NoteIn most cases, the production data source and the development data source must be configured as different data sources to isolate the development environment from the production environment and reduce the impact of the development data source on the production data source. However, Dataphin also allows you to configure them as the same data source with the same parameter values.
Configure the parameters in the Cluster Configuration section.
Parameter
Description
NameNode
The hostname or IP address and port of the NameNode in the HDFS cluster.
Example:
host=192.x.x.169,webUiPort=,ipcPort=8020. In a TDH environment, the default values ofwebUiPortandIPCportare 50070 and 8020. You can specify the ports based on your actual situation.Configuration File
Upload Hadoop configuration files, such as
hdfs-site.xmlandcore-site.xml. You can export these configuration files from your Hadoop cluster.Authentication Type
If the HDFS cluster does not require authentication, select No Authentication. If the HDFS cluster requires authentication, Dataphin supports Kerberos.
If you select Kerberos as the authentication method, you need to configure the following authentication information:
Kerberos configuration:
KDDC Server: The unified service address of the KDC. Multiple addresses are supported and separated by semicolons (;).
Krb5 file configuration: Upload the Krb5 file.
HDFS configuration:
HDFS keytab File: The keytab file for HDFS, which is the Kerberos authentication file.
HDFS Principal: The Kerberos authentication principal name. The format is
XXXX/hadoopclient@xxx.xxx.
Configure the parameters in the ArgoDB Configuration section.
Parameter
Description
JDBC URL
The JDBC URL for connecting to ArgoDB. The format is
jdbc:hive2//host:port/dbname.Authentication Type
If the ArgoDB cluster does not require authentication, select No Authentication. If the Inceptor cluster requires authentication, Dataphin supports LDAP or Kerberos. You can select an authentication method based on your actual situation. The details are as follows:
Kerberos: If you select this option, you need to upload a Keytab File and configure a Principal. The Keytab File is the Kerberos authentication file. The format of the Principal is
XXXX/hadoopclient@xxx.xxx.LDAP: If you select this option, you need to configure the username and password for LDAP authentication.
Username
The username for ArgoDB.
Configure the parameters in the Metadatabase Configuration section.
Parameter
Description
Metadata Retrieval Method
Supports retrieval directly from the metadatabase or from HMS.

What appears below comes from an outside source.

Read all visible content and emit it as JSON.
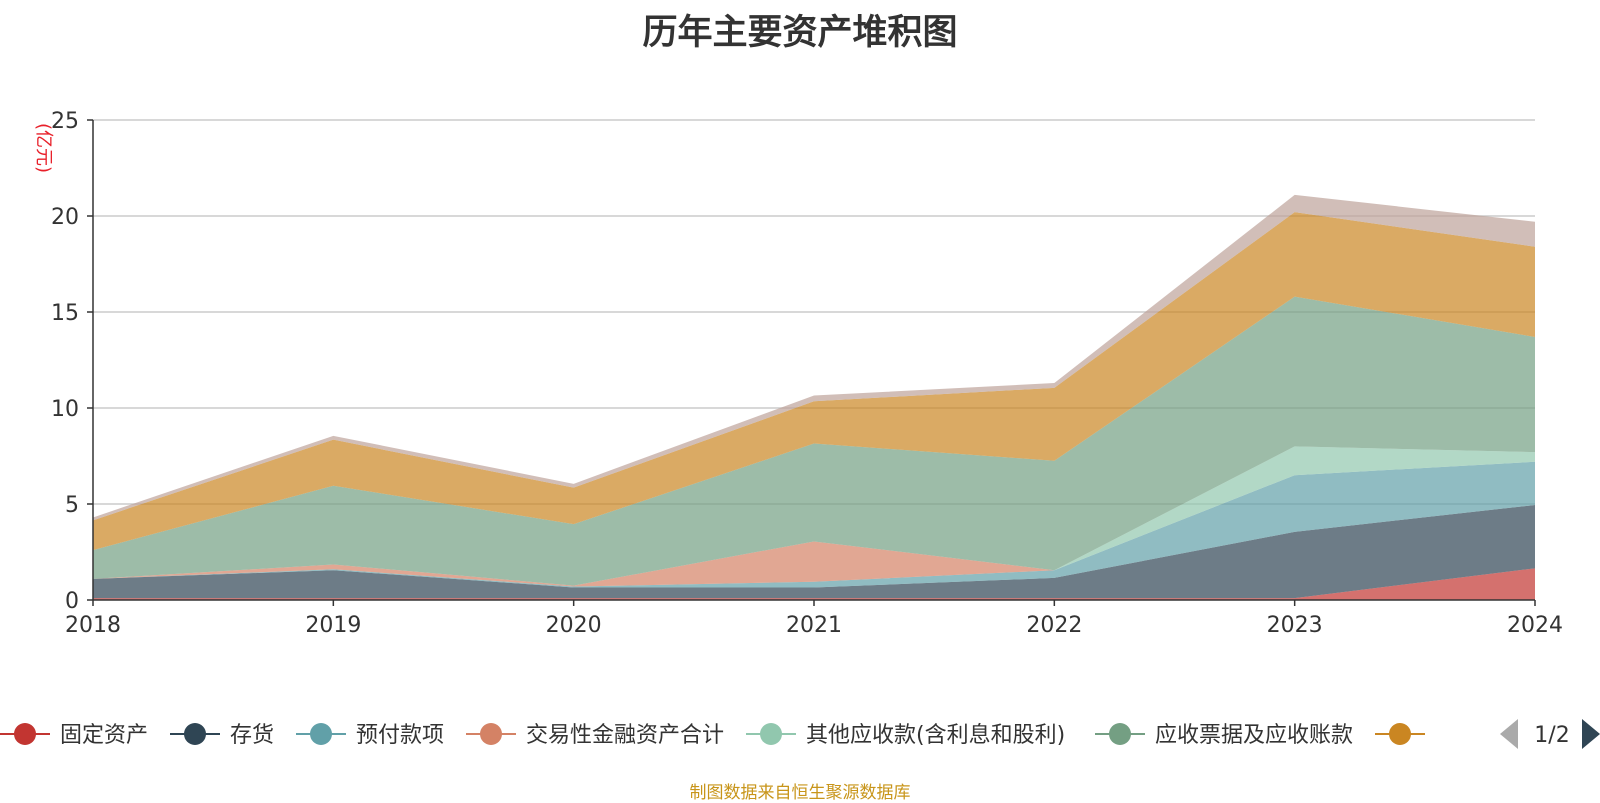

To use HMS, you need to upload the hive-site.xml configuration file. The authentication methods supported are No Authentication, LDAP, and Kerberos. For Kerberos authentication, you also need to upload a Keytab File and configure a Principal.
Database Type
Select the database type based on the type of metadatabase used in your cluster. ArgoDB is supported.
JDBC URL
The JDBC URL of the ArgoDB metadatabase. The format is:
jdbc:hive2://hsot:port/dbname.Authentication Method
Three authentication methods are supported: No Authentication, LDAP, and Kerberos.
For Kerberos authentication, you also need to upload a Keytab File and configure a Principal.
Username, Password
The username and password for logging on to the metadatabase.
Select a Default Resource Group. This resource group is used to run tasks related to the current data source, including database SQL, offline database migration, and data preview.
Click Test Connection or directly click OK to save and complete the creation of the ArgoDB data source.
If you click Test Connection, the system tests whether the data source can connect to Dataphin properly. If you directly click OK, the system automatically tests the connection for all selected clusters. However, even if the connection to all selected clusters fails, the data source can still be created normally.